As exportações de calçados para a Argentina, que já sofreram uma redução "devastadora" nos últimos anos devido às barreiras não tarifárias impostas pelo governo Cristina Kirchner e às dificuldades de acesso a divisas pelos importadores locais, têm pela frente um cenário ainda mais incerto com a crise da dívida. A avaliação é do presidente-executivo da Associação Brasileira das Indústrias de Calçados (Abicalçados), Heitor Klein, que prevê para 2014 o pior resultado das vendas para o mercado argentino desde 2002, logo após a última grande turbulência econômica enfrentada pelo país.

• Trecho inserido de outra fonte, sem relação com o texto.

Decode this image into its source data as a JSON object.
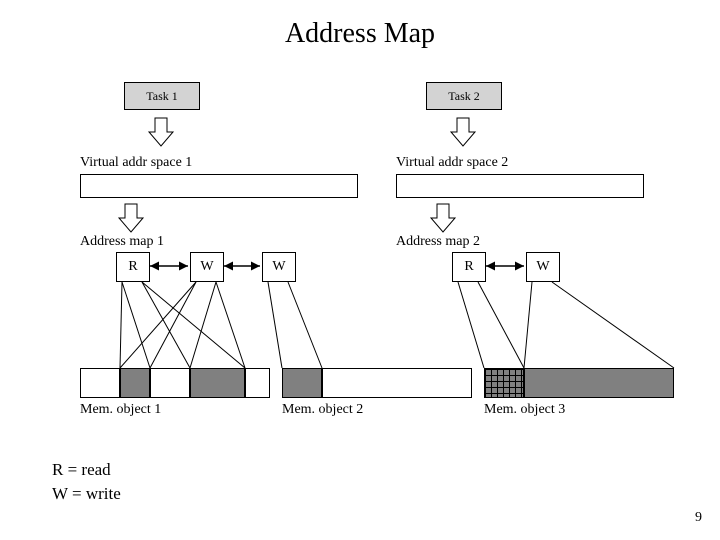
{
  "title": "Address Map",
  "tasks": {
    "t1": "Task 1",
    "t2": "Task 2"
  },
  "vas_labels": {
    "v1": "Virtual addr space 1",
    "v2": "Virtual addr space 2"
  },
  "map_labels": {
    "m1": "Address map 1",
    "m2": "Address map 2"
  },
  "mapbox": {
    "m1a": "R",
    "m1b": "W",
    "m1c": "W",
    "m2a": "R",
    "m2b": "W"
  },
  "mem_labels": {
    "o1": "Mem. object 1",
    "o2": "Mem. object 2",
    "o3": "Mem. object 3"
  },
  "legend": {
    "r": "R = read",
    "w": "W = write"
  },
  "page_number": "9"
}
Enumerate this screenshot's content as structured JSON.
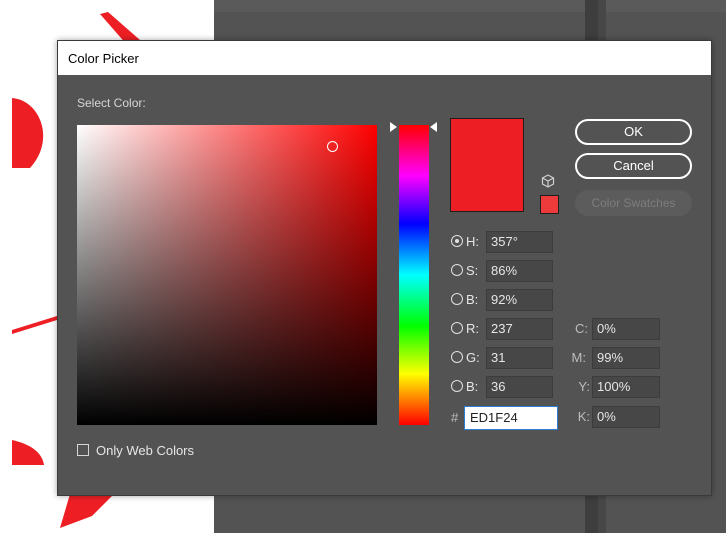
{
  "window": {
    "title": "Color Picker"
  },
  "picker": {
    "select_label": "Select Color:",
    "only_web_colors": "Only Web Colors"
  },
  "buttons": {
    "ok": "OK",
    "cancel": "Cancel",
    "swatches": "Color Swatches"
  },
  "hsb": [
    {
      "label": "H:",
      "value": "357°",
      "selected": true
    },
    {
      "label": "S:",
      "value": "86%",
      "selected": false
    },
    {
      "label": "B:",
      "value": "92%",
      "selected": false
    }
  ],
  "rgb": [
    {
      "label": "R:",
      "value": "237",
      "selected": false
    },
    {
      "label": "G:",
      "value": "31",
      "selected": false
    },
    {
      "label": "B:",
      "value": "36",
      "selected": false
    }
  ],
  "cmyk": [
    {
      "label": "C:",
      "value": "0%"
    },
    {
      "label": "M:",
      "value": "99%"
    },
    {
      "label": "Y:",
      "value": "100%"
    },
    {
      "label": "K:",
      "value": "0%"
    }
  ],
  "hex": {
    "symbol": "#",
    "value": "ED1F24"
  },
  "colors": {
    "current": "#ed1f24",
    "gamut_warning": "#ed3b3b"
  },
  "icons": {
    "web_safe": "cube-icon",
    "gamut": "gamut-warning-swatch"
  }
}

Tomando como base o ritmo do primeiro semestre e os relatos das empresas sobre as perspectivas em relação aos negócios nos próximos meses, as exportações para a Argentina devem ficar em torno de US$ 50 milhões neste ano, ante R$ 118,9 milhões em 2013, disse Klein. De janeiro a junho, as exportações ao país caíram 39,1% sobre igual período do ano passado, para US$ 33,1 milhões.

Após cair para US$ 15,8 milhões em 2002, os embarques se recuperaram gradualmente e atingiram US$ 195,3 milhões em 2011, mas desde então só diminuem. Se a previsão da Abicalçados para 2014 se confirmar, a Argentina pode recuar da segunda para a quarta ou até a quinta posição entre os principais destinos dos sapatos brasileiros no exterior, atrás de Estados Unidos, Angola, França (que no primeiro semestre comprou apenas US$ 1,2 milhão a menos que os argentinos) e até do Paraguai.

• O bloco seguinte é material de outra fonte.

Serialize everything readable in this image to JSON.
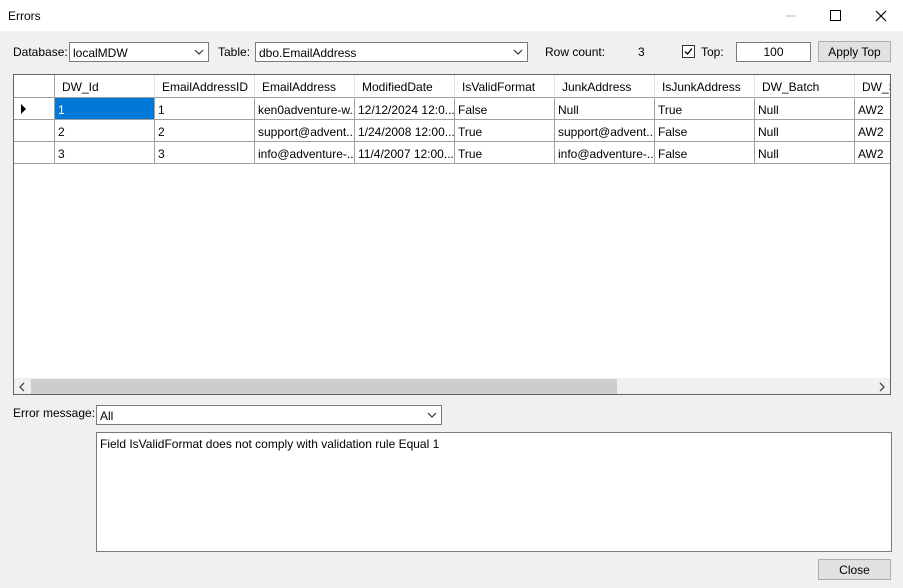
{
  "window": {
    "title": "Errors"
  },
  "toolbar": {
    "database_label": "Database:",
    "database_value": "localMDW",
    "table_label": "Table:",
    "table_value": "dbo.EmailAddress",
    "rowcount_label": "Row count:",
    "rowcount_value": "3",
    "top_label": "Top:",
    "top_checked": true,
    "top_value": "100",
    "apply_top_label": "Apply Top"
  },
  "grid": {
    "columns": [
      "DW_Id",
      "EmailAddressID",
      "EmailAddress",
      "ModifiedDate",
      "IsValidFormat",
      "JunkAddress",
      "IsJunkAddress",
      "DW_Batch",
      "DW_S"
    ],
    "rows": [
      [
        "1",
        "1",
        "ken0adventure-w...",
        "12/12/2024 12:0...",
        "False",
        "Null",
        "True",
        "Null",
        "AW2"
      ],
      [
        "2",
        "2",
        "support@advent...",
        "1/24/2008 12:00...",
        "True",
        "support@advent...",
        "False",
        "Null",
        "AW2"
      ],
      [
        "3",
        "3",
        "info@adventure-...",
        "11/4/2007 12:00...",
        "True",
        "info@adventure-...",
        "False",
        "Null",
        "AW2"
      ]
    ],
    "selected_row": 0
  },
  "error": {
    "label": "Error message:",
    "filter_value": "All",
    "message": "Field IsValidFormat does not comply with validation rule Equal 1"
  },
  "footer": {
    "close_label": "Close"
  }
}
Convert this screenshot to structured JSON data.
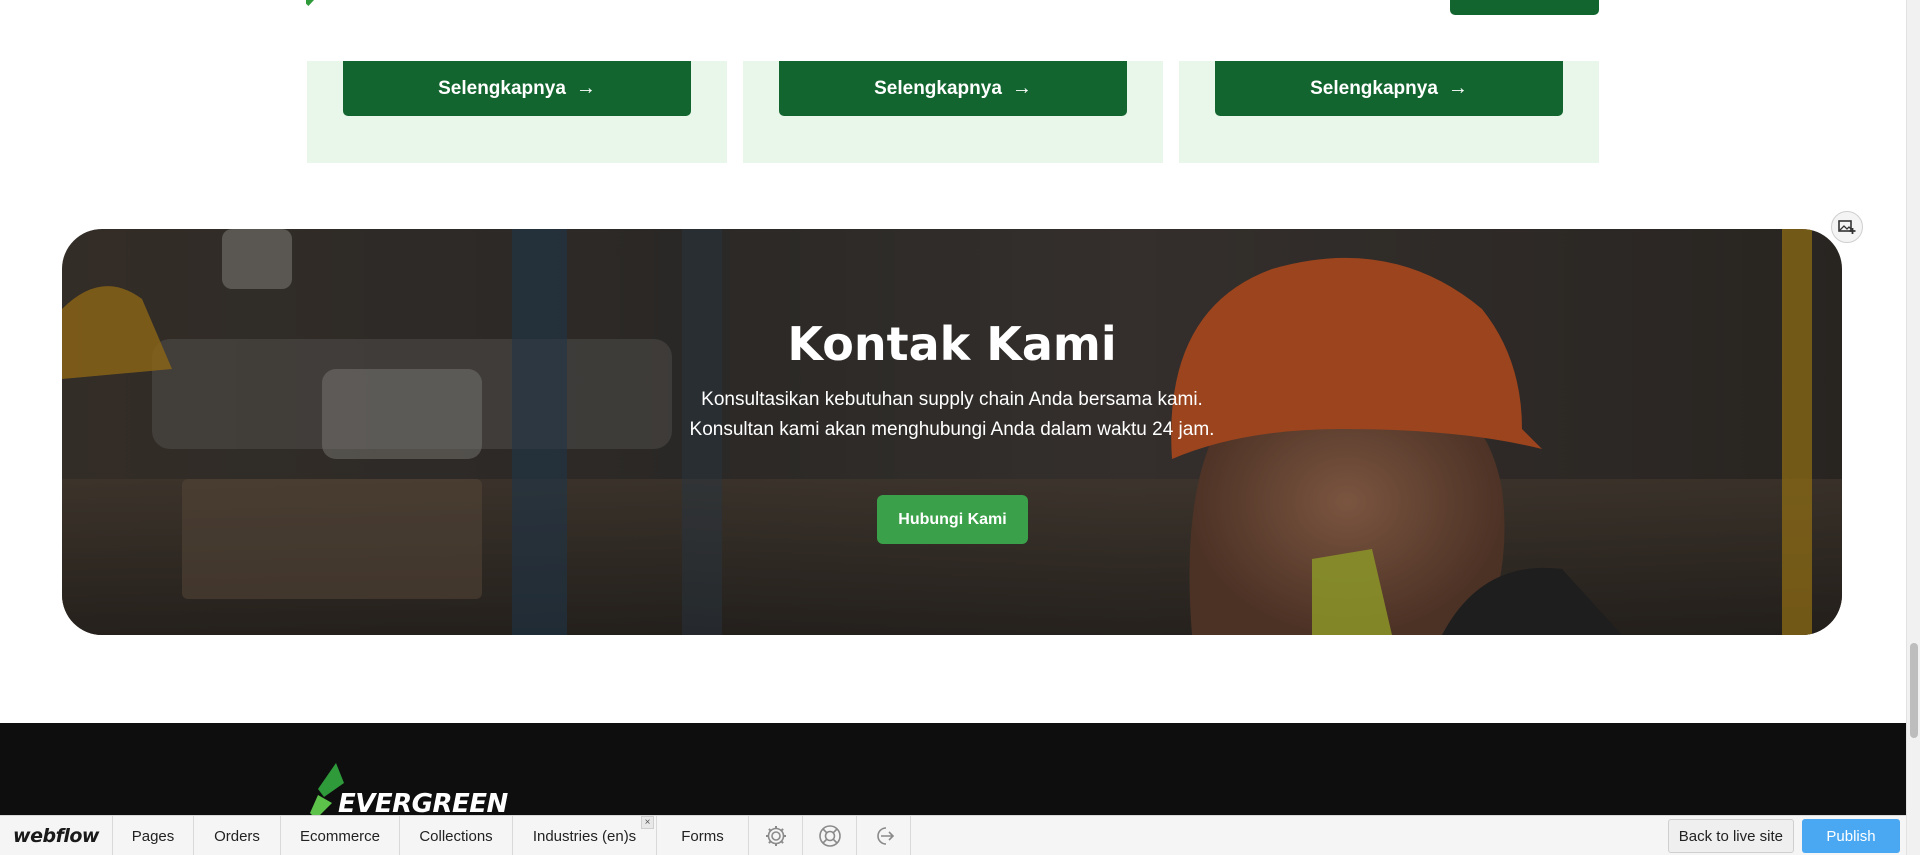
{
  "cards": [
    {
      "button_label": "Selengkapnya"
    },
    {
      "button_label": "Selengkapnya"
    },
    {
      "button_label": "Selengkapnya"
    }
  ],
  "contact": {
    "title": "Kontak Kami",
    "line1": "Konsultasikan kebutuhan supply chain Anda bersama kami.",
    "line2": "Konsultan kami akan menghubungi Anda dalam waktu 24 jam.",
    "button_label": "Hubungi Kami"
  },
  "footer": {
    "logo_text": "EVERGREEN"
  },
  "webflow_bar": {
    "logo": "webflow",
    "items": [
      "Pages",
      "Orders",
      "Ecommerce",
      "Collections",
      "Industries (en)s",
      "Forms"
    ],
    "close_glyph": "×",
    "back_label": "Back to live site",
    "publish_label": "Publish"
  },
  "colors": {
    "primary_green": "#13652f",
    "button_green": "#3aa14a",
    "card_bg": "#e9f7ea",
    "footer_bg": "#0e0e0e",
    "publish_blue": "#4aa8f2"
  },
  "icons": [
    "arrow-right-icon",
    "add-image-icon",
    "settings-gear-icon",
    "help-lifebuoy-icon",
    "share-exit-icon",
    "evergreen-logo-icon"
  ]
}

Também chama a atenção o fato de que a redução do faturamento com os embarques para a Argentina é influenciada mais pela queda dos preços do que pela retração dos volumes. No primeiro semestre, o número de pares vendidos caiu 10,7%, para 2,2 milhões, enquanto o preço médio caiu 31,8%, para US$ 14,83.

Para Klein, com a crise econômica e a perda de poder aquisitivo dos consumidores argentinos, as empresas brasileiras são obrigadas a trabalhar com produtos mais "econômicos" para salvar os negócios. Uma das alternativas é fazer modelos mais simples e substituir matérias-primas como couro natural por materiais sintéticos.

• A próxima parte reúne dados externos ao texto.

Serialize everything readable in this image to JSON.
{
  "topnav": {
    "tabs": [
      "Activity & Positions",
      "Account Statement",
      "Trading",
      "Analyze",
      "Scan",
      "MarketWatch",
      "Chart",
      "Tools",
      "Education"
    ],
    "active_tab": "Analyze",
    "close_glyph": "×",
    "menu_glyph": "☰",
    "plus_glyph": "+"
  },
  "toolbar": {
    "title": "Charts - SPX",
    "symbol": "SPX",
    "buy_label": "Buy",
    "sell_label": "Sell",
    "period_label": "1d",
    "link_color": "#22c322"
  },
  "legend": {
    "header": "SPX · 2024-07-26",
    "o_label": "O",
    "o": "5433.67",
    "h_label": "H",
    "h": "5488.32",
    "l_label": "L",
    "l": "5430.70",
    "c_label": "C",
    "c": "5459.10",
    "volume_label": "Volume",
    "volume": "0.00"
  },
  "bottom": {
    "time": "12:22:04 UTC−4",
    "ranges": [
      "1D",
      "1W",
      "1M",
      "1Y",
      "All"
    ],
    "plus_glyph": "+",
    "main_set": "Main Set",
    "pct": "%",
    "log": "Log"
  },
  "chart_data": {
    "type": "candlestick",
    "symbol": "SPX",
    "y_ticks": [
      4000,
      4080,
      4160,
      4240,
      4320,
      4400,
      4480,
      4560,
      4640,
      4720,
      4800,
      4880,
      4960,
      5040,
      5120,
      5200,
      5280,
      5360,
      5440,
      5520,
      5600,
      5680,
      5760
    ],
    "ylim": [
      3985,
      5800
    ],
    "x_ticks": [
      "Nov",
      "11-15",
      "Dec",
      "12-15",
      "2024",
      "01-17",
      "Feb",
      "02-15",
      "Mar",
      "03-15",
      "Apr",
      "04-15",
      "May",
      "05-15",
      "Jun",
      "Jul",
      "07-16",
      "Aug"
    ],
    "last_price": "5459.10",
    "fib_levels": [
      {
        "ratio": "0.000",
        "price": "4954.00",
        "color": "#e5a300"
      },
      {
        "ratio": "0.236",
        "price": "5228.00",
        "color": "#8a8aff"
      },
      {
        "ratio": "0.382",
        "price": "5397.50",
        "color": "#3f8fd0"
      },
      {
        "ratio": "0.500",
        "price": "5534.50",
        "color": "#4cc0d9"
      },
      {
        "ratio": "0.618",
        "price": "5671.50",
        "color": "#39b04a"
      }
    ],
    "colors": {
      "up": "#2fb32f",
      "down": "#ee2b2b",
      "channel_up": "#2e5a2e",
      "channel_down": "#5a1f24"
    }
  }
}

Outra consequência é a perda de espaço dos calçados brasileiros em relação aos asiáticos no mercado argentino. Segundo o presidente da Abicalçados, até 2008 o Brasil supria 70% das importações da Argentina e a Ásia, 30%. Agora a situação se inverteu.

E o desempenho negativo não se resume aos negócios com os argentinos. Segundo Klein, com o real valorizado, o calçado brasileiro fica mais caro no exterior e a retração é generalizada. No primeiro semestre a queda foi de 2,6% em valor, para US$ 522,4 milhões, apesar da alta de 6,2% em volume, para 63,7 milhões de pares. O preço médio caiu 8,2%, para US$ 8,20 o par.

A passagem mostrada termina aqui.